È difficile muoversi anche all'interno della striscia. Uscendo dalla città di Gaza e proseguendo verso Sud ci si imbatte nella colonia di Netzarim, abitata da 63 famiglie e protetta da centinaia di soldati. Tutto intorno sono state abbattute case, palazzi di 13 piani, centinaia di piante. La motivazione ufficiale è la sicurezza: rimuovere tutto ciò che può diventare un nascondiglio per attacchi all'insediamento. L'avamposto militare della colonia è arrivato a pochi metri dal mare, mangiandosi altra terra. Più a Sud la strada centrale è stata chiusa al traffico e si segue la via costiera - lasciando a Est la colonia di Kefar Darom - fino a Dair el Balah. Qui si incontra il posto di blocco di Abu Koli, vero incubo dei palestinesi: può restare sbarrato per ore e allora il viaggio è finito. Ma ora è aperto. In pochi minuti si raggiunge la città di Khan Yunis, chiusa sul mare da Gush Katif, un blocco di colonie con intorno altra terra bruciata. Ma è a Rafah, dove la striscia si incontra con l'Egitto, che la distruzione è ancora fresca.
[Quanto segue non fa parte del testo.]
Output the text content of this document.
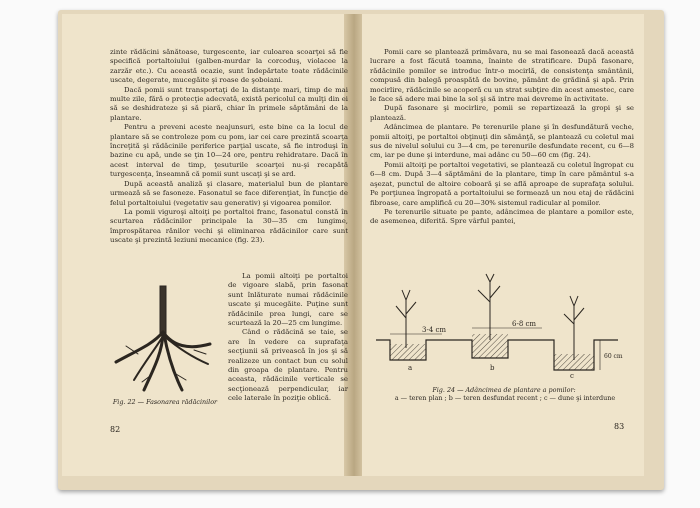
zinte rădăcini sănătoase, turgescente, iar culoarea scoarţei să fie specifică portaltoiului (galben-murdar la corcoduş, violacee la zarzăr etc.). Cu această ocazie, sunt îndepărtate toate rădăcinile uscate, degerate, mucegăite şi roase de şoboiani.

Dacă pomii sunt transportaţi de la distanţe mari, timp de mai multe zile, fără o protecţie adecvată, există pericolul ca mulţi din ei să se deshidrateze şi să piară, chiar în primele săptămâni de la plantare.

Pentru a preveni aceste neajunsuri, este bine ca la locul de plantare să se controleze pom cu pom, iar cei care prezintă scoarţa încreţită şi rădăcinile periferice parţial uscate, să fie introduşi în bazine cu apă, unde se ţin 10—24 ore, pentru rehidratare. Dacă în acest interval de timp, ţesuturile scoarţei nu-şi recapătă turgescenţa, înseamnă că pomii sunt uscaţi şi se ard.

După această analiză şi clasare, materialul bun de plantare urmează să se fasoneze. Fasonatul se face diferenţiat, în funcţie de felul portaltoiului (vegetativ sau generativ) şi vigoarea pomilor.

La pomii viguroşi altoiţi pe portaltoi franc, fasonatul constă în scurtarea rădăcinilor principale la 30—35 cm lungime, împrospătarea rănilor vechi şi eliminarea rădăcinilor care sunt uscate şi prezintă leziuni mecanice (fig. 23).

Fig. 22 — Fasonarea rădăcinilor

La pomii altoiţi pe portaltoi de vigoare slabă, prin fasonat sunt înlăturate numai rădăcinile uscate şi mucegăite. Puţine sunt rădăcinile prea lungi, care se scurtează la 20—25 cm lungime.

Când o rădăcină se taie, se are în vedere ca suprafaţa secţiunii să privească în jos şi să realizeze un contact bun cu solul din groapa de plantare. Pentru aceasta, rădăcinile verticale se secţionează perpendicular, iar cele laterale în poziţie oblică.

82

Pomii care se plantează primăvara, nu se mai fasonează dacă această lucrare a fost făcută toamna, înainte de stratificare. După fasonare, rădăcinile pomilor se introduc într-o mocirlă, de consistenţa smântânii, compusă din balegă proaspătă de bovine, pământ de grădină şi apă. Prin mocirlire, rădăcinile se acoperă cu un strat subţire din acest amestec, care le face să adere mai bine la sol şi să intre mai devreme în activitate.

După fasonare şi mocirlire, pomii se repartizează la gropi şi se plantează.

Adâncimea de plantare. Pe terenurile plane şi în desfundătură veche, pomii altoiţi, pe portaltoi obţinuţi din sămânţă, se plantează cu coletul mai sus de nivelul solului cu 3—4 cm, pe terenurile desfundate recent, cu 6—8 cm, iar pe dune şi interdune, mai adânc cu 50—60 cm (fig. 24).

Pomii altoiţi pe portaltoi vegetativi, se plantează cu coletul îngropat cu 6—8 cm. După 3—4 săptămâni de la plantare, timp în care pământul s-a aşezat, punctul de altoire coboară şi se află aproape de suprafaţa solului. Pe porţiunea îngropată a portaltoiului se formează un nou etaj de rădăcini fibroase, care amplifică cu 20—30% sistemul radicular al pomilor.

Pe terenurile situate pe pante, adâncimea de plantare a pomilor este, de asemenea, diferită. Spre vârful pantei,

3-4 cm
6-8 cm
60 cm
a	b
c
Fig. 24 — Adâncimea de plantare a pomilor:
a — teren plan ; b — teren desfundat recent ; c — dune şi interdune
83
In questi giorni sono state abbattute decine di case: 78 famiglie palestinesi sono rimaste senza tetto. Agli inquilini vengono dati 5 minuti per sloggiare gli edifici, poi entrano in azione bulldozer e ruspe. L'esercito israeliano dice di avere nel mirino i tunnel attraverso i quali nella striscia entrano armi dal territorio egiziano. I palestinesi ribattono che è invece in cantiere, sulle macerie delle abitazioni demolite, una nuova strada per i soli coloni.
È da qui, da Rafah, che un giorno Alaa Isa Shaheen sogna di passare: per scappare fino in Libia e raggiungere clandestinamente l'Italia. Per costruirsi una nuova vita, portandosi la prigione di Gaza nel cuore.